The purpose of the St Edward’s Teacher as Researcher (SET TAR) initiative is simply to enhance their own (or that of their colleagues) teaching ability. It’s a systematic reflection on their teaching practices with the sole aim of personal improvement.

The purpose of the school based research at St Edward’s, is fourfold:

● Address the gaps in the current knowledge by allowing teachers to investigate voids in their (own) teaching practice ● Expand the knowledge of teachers ● Test the knowledge already known about teaching and apply it to new circumstances or with different participants ● Add our voices not yet heard to the educational research knowledge.

Furthermore, a consequence of teachers undertaking action research (inside their classroom) is that it becomes more meaningful (and personal) to the classroom practitioner, promotes the voice of the teacher and highlights their professional role. Teacher researchers thereby become the creators of knowledge.

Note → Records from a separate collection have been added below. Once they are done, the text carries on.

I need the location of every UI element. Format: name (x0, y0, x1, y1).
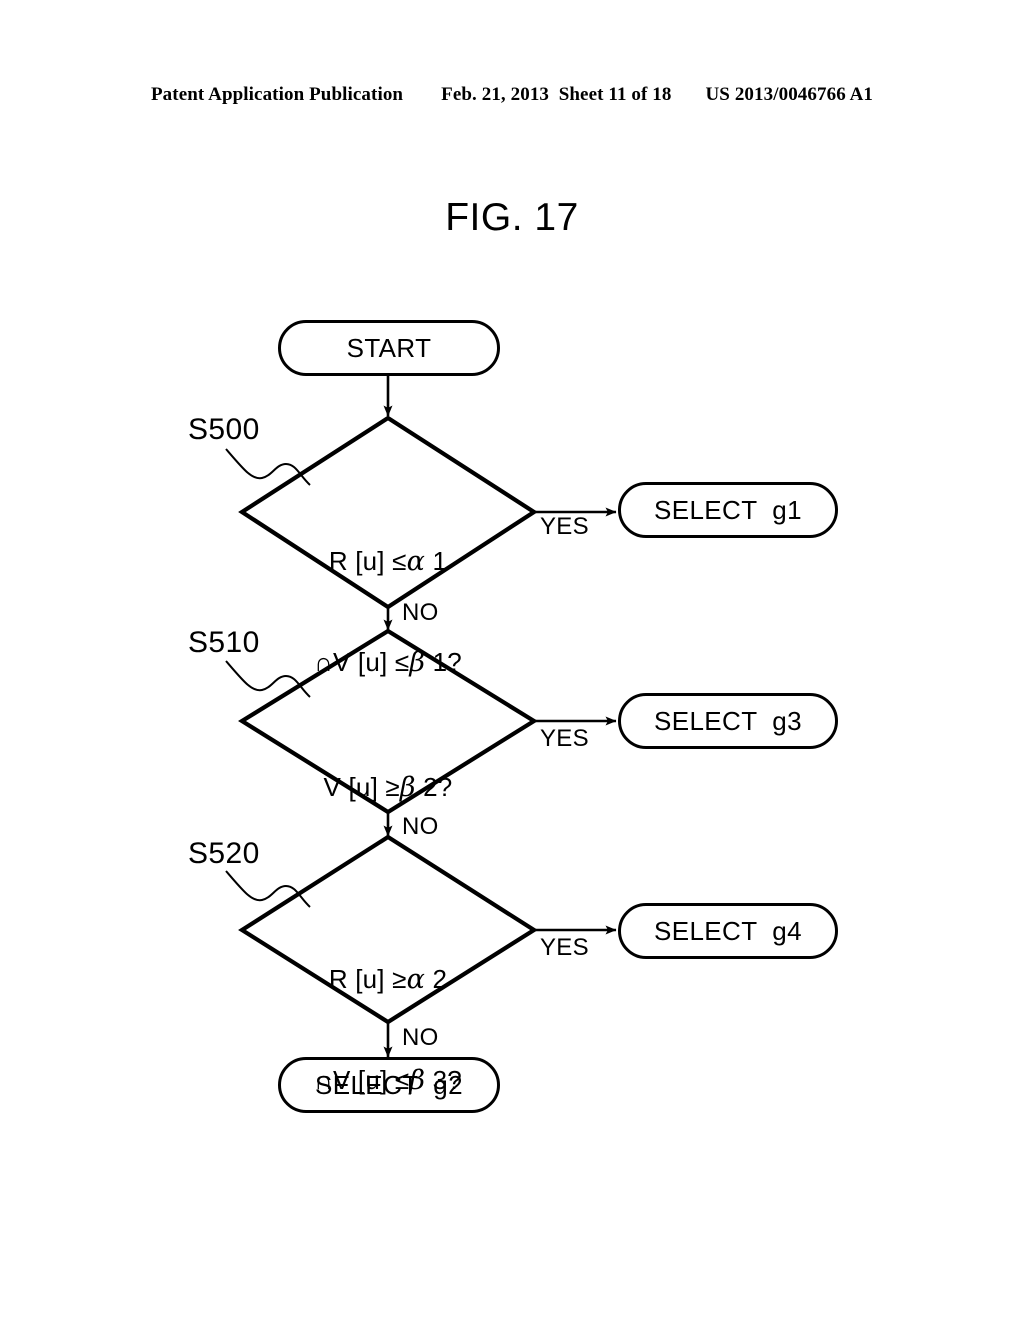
select-g4-label: SELECT g4 (653, 915, 803, 946)
select-g1-label: SELECT g1 (653, 494, 803, 525)
decision-s500-text: R [u] ≤α 1 ∩V [u] ≤β 1? (248, 478, 528, 713)
decision-s500-line2: ∩V [u] ≤β 1? (314, 646, 462, 678)
edge-label-s510-no: NO (402, 813, 439, 840)
edge-label-s500-no: NO (402, 599, 439, 626)
decision-s510-line1: V [u] ≥β 2? (323, 771, 453, 803)
step-label-s500: S500 (188, 413, 260, 446)
edge-label-s520-yes: YES (540, 934, 589, 961)
decision-s520-line1: R [u] ≥α 2 (328, 963, 448, 995)
edge-label-s520-no: NO (402, 1024, 439, 1051)
select-g1-node[interactable]: SELECT g1 (618, 482, 838, 538)
decision-s520-text: R [u] ≥α 2 ∩V [u] ≤β 3? (248, 896, 528, 1131)
start-node-label: START (346, 332, 432, 363)
start-node[interactable]: START (278, 320, 500, 376)
decision-s510-text: V [u] ≥β 2? (248, 704, 528, 838)
decision-s500-line1: R [u] ≤α 1 (328, 545, 448, 577)
select-g3-node[interactable]: SELECT g3 (618, 693, 838, 749)
step-label-s510: S510 (188, 626, 260, 659)
decision-s520-line2: ∩V [u] ≤β 3? (314, 1064, 462, 1096)
edge-label-s500-yes: YES (540, 513, 589, 540)
select-g4-node[interactable]: SELECT g4 (618, 903, 838, 959)
edge-label-s510-yes: YES (540, 725, 589, 752)
step-label-s520: S520 (188, 837, 260, 870)
select-g3-label: SELECT g3 (653, 705, 803, 736)
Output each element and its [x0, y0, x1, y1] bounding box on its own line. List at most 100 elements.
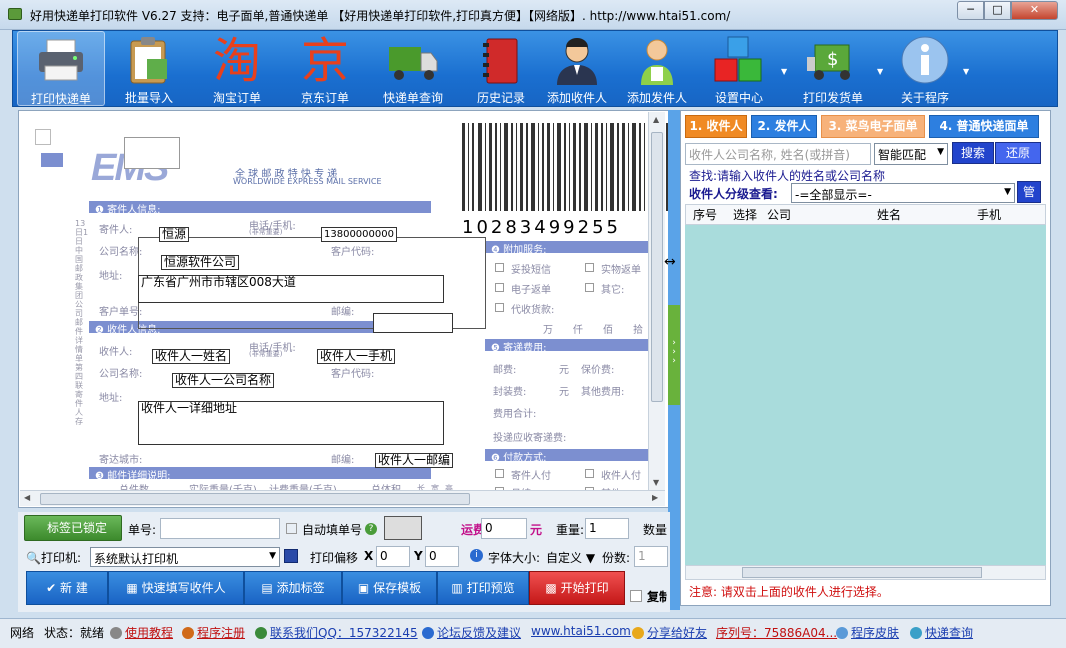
new-button[interactable]: ✔ 新 建	[26, 571, 108, 605]
tab-cainiao[interactable]: 3. 菜鸟电子面单	[821, 115, 925, 138]
col-index[interactable]: 序号	[693, 206, 717, 223]
tutorial-icon	[110, 627, 122, 639]
splitter-collapse-handle[interactable]: › › ›	[668, 305, 680, 405]
fee-unit-1: 元	[559, 365, 569, 376]
eReturn-checkbox[interactable]	[495, 283, 504, 292]
printer-select[interactable]: 系统默认打印机 ▼	[90, 547, 280, 567]
col-name[interactable]: 姓名	[877, 206, 901, 223]
unit-shi: 拾	[633, 325, 643, 336]
toolbar-add-receiver[interactable]: 添加收件人	[533, 31, 621, 106]
maximize-button[interactable]: □	[984, 1, 1011, 20]
toolbar-batch-import[interactable]: 批量导入	[105, 31, 193, 106]
return-checkbox[interactable]	[585, 263, 594, 272]
horizontal-scroll-thumb[interactable]	[40, 493, 470, 505]
field-sender-name[interactable]: 恒源	[159, 227, 190, 242]
list-scroll-thumb[interactable]	[742, 567, 982, 578]
settings-dropdown-arrow[interactable]: ▼	[781, 67, 787, 76]
toolbar-about[interactable]: 关于程序	[881, 31, 969, 106]
field-sender-address[interactable]: 广东省广州市市辖区008大道	[138, 275, 444, 303]
scroll-right-arrow[interactable]: ▶	[652, 493, 658, 502]
share-link[interactable]: 分享给好友	[632, 624, 707, 641]
tutorial-link[interactable]: 使用教程	[110, 624, 173, 641]
website-link[interactable]: www.htai51.com	[531, 624, 631, 638]
field-blank-box[interactable]	[373, 313, 453, 333]
canvas-horizontal-scrollbar[interactable]: ◀ ▶	[20, 490, 665, 506]
minimize-button[interactable]: ─	[957, 1, 984, 20]
reset-button[interactable]: 还原	[995, 142, 1041, 164]
cod-checkbox[interactable]	[495, 303, 504, 312]
vertical-scroll-thumb[interactable]	[651, 132, 663, 402]
logo-placeholder-box[interactable]	[124, 137, 180, 169]
col-mobile[interactable]: 手机	[977, 206, 1001, 223]
toolbar-waybill-query[interactable]: 快递单查询	[369, 31, 457, 106]
field-receiver-address[interactable]: 收件人一详细地址	[138, 401, 444, 445]
start-print-button[interactable]: ▩ 开始打印	[529, 571, 625, 605]
freight-input[interactable]: 0	[481, 518, 527, 539]
field-receiver-name[interactable]: 收件人一姓名	[152, 349, 231, 364]
toolbar-history[interactable]: 历史记录	[457, 31, 545, 106]
field-receiver-phone[interactable]: 收件人一手机	[317, 349, 396, 364]
tab-receiver[interactable]: 1. 收件人	[685, 115, 747, 138]
list-horizontal-scrollbar[interactable]	[685, 565, 1046, 580]
receiver-list[interactable]	[685, 225, 1046, 565]
label-lock-button[interactable]: 标签已锁定	[24, 515, 122, 541]
toolbar-print-invoice[interactable]: $ 打印发货单	[789, 31, 877, 106]
toolbar-print-waybill[interactable]: 打印快递单	[17, 31, 105, 106]
pay-sender-checkbox[interactable]	[495, 469, 504, 478]
barcode-scanner-icon[interactable]	[384, 516, 422, 540]
skin-link[interactable]: 程序皮肤	[836, 624, 899, 641]
scroll-up-arrow[interactable]: ▲	[653, 115, 659, 124]
toolbar-settings[interactable]: 设置中心	[695, 31, 783, 106]
field-receiver-company[interactable]: 收件人一公司名称	[172, 373, 275, 388]
toolbar-add-sender[interactable]: 添加发件人	[613, 31, 701, 106]
serial-number[interactable]: 序列号：75886A04...	[716, 624, 837, 641]
about-dropdown-arrow[interactable]: ▼	[963, 67, 969, 76]
quick-fill-receiver-button[interactable]: ▦ 快速填写收件人	[108, 571, 244, 605]
save-printer-icon[interactable]	[284, 549, 298, 563]
group-select[interactable]: -=全部显示=- ▼	[791, 183, 1015, 203]
search-button[interactable]: 搜索	[952, 142, 994, 164]
copy-checkbox[interactable]	[630, 590, 642, 602]
col-select[interactable]: 选择	[733, 206, 757, 223]
offset-y-input[interactable]: 0	[425, 546, 459, 567]
info-icon[interactable]: i	[470, 549, 483, 562]
toolbar-taobao-orders[interactable]: 淘 淘宝订单	[193, 31, 281, 106]
pay-receiver-checkbox[interactable]	[585, 469, 594, 478]
match-mode-select[interactable]: 智能匹配 ▼	[874, 143, 948, 165]
share-icon	[632, 627, 644, 639]
field-receiver-postcode[interactable]: 收件人一邮编	[375, 453, 454, 468]
tab-sender[interactable]: 2. 发件人	[751, 115, 817, 138]
receiver-search-input[interactable]: 收件人公司名称, 姓名(或拼音)	[685, 143, 871, 165]
toolbar-jd-orders[interactable]: 京 京东订单	[281, 31, 369, 106]
track-link[interactable]: 快递查询	[910, 624, 973, 641]
contact-qq-link[interactable]: 联系我们QQ：157322145	[255, 624, 418, 641]
waybill-no-input[interactable]	[160, 518, 280, 539]
contact-icon	[255, 627, 267, 639]
waybill-design-canvas[interactable]: 13日1日 中国邮政集团公司 邮件详情单 第四联 寄件人存 EMS 全 球 邮 …	[18, 110, 670, 508]
sms-checkbox[interactable]	[495, 263, 504, 272]
other-checkbox[interactable]	[585, 283, 594, 292]
close-button[interactable]: ✕	[1011, 1, 1058, 20]
help-icon[interactable]: ?	[365, 523, 377, 535]
print-preview-button[interactable]: ▥ 打印预览	[437, 571, 529, 605]
canvas-vertical-scrollbar[interactable]: ▲ ▼	[648, 112, 665, 490]
field-sender-phone[interactable]: 13800000000	[321, 227, 397, 242]
fee-unit-2: 元	[559, 387, 569, 398]
field-sender-company[interactable]: 恒源软件公司	[161, 255, 240, 270]
scroll-left-arrow[interactable]: ◀	[24, 493, 30, 502]
scroll-down-arrow[interactable]: ▼	[653, 478, 659, 487]
col-company[interactable]: 公司	[767, 206, 791, 223]
manage-groups-button[interactable]: 管	[1017, 181, 1041, 203]
offset-x-input[interactable]: 0	[376, 546, 410, 567]
font-size-select[interactable]: 自定义 ▼	[546, 549, 595, 566]
weight-input[interactable]: 1	[585, 518, 629, 539]
customer-no-label: 客户单号:	[99, 307, 143, 318]
auto-fill-checkbox[interactable]	[286, 523, 297, 534]
save-template-button[interactable]: ▣ 保存模板	[342, 571, 437, 605]
register-link[interactable]: 程序注册	[182, 624, 245, 641]
copies-input[interactable]: 1	[634, 546, 668, 567]
tab-normal-waybill[interactable]: 4. 普通快递面单	[929, 115, 1039, 138]
add-label-button[interactable]: ▤ 添加标签	[244, 571, 342, 605]
forum-link[interactable]: 论坛反馈及建议	[422, 624, 521, 641]
sender-label: 寄件人:	[99, 225, 133, 236]
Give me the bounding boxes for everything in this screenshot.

Such practice is a means to inform their decision-making across the many dimensions of school life. While school improvement remains the major basis for focusing on our school based action research, other areas are becoming more prominent. These include workplace health and safety, physical learning environments and even issues around professional development.

When discussing teachers as researchers, the focus is not on an experimental approach to teaching, but rather a practical means to improve teaching and learning. As no two classrooms are alike, the need for the teacher to be able to tailor the curriculum to the needs of each student becomes more apparent. The teacher must be able to rely on his/her knowledge through careful systematic observation guided by an understanding of various hypotheses to each context faced.

So What Does This All Mean?

For teachers, a changing world has generated a complex series of agendas at an exceedingly fast pace. The SET TAR has created a framework for teachers to ‘pause and take stock of what they are doing’: to analyse what they do and provides a platform for them to seek advice and to gain the required professional development support needed. At it’s heart, the process of teaching is being reformed/refocused.

The SET TAR demonstrates that its inherent processes can be used to enact change in a teacher’s teaching practices. This can only be good for the students in their care.

Bibliography

Hattie, J. (2012). Visible learning for teachers: Maximizing impact on learning. Routledge.

Timperley, H., Kaser, L., and Halbert, J. (2014, April). A framework for transforming learning in schools: Innovation and the spiral of inquiry. Centre for Strategic Education, Seminar Series Paper No. 234.

Wright, S.; Horn, S. & Sanders, W. (1997). 'Teacher and Classroom Context Effects on Student Achievement: Implications for Teacher Evaluation', Journal of Personnel Evaluation in Education, 11, pp. 57-67.)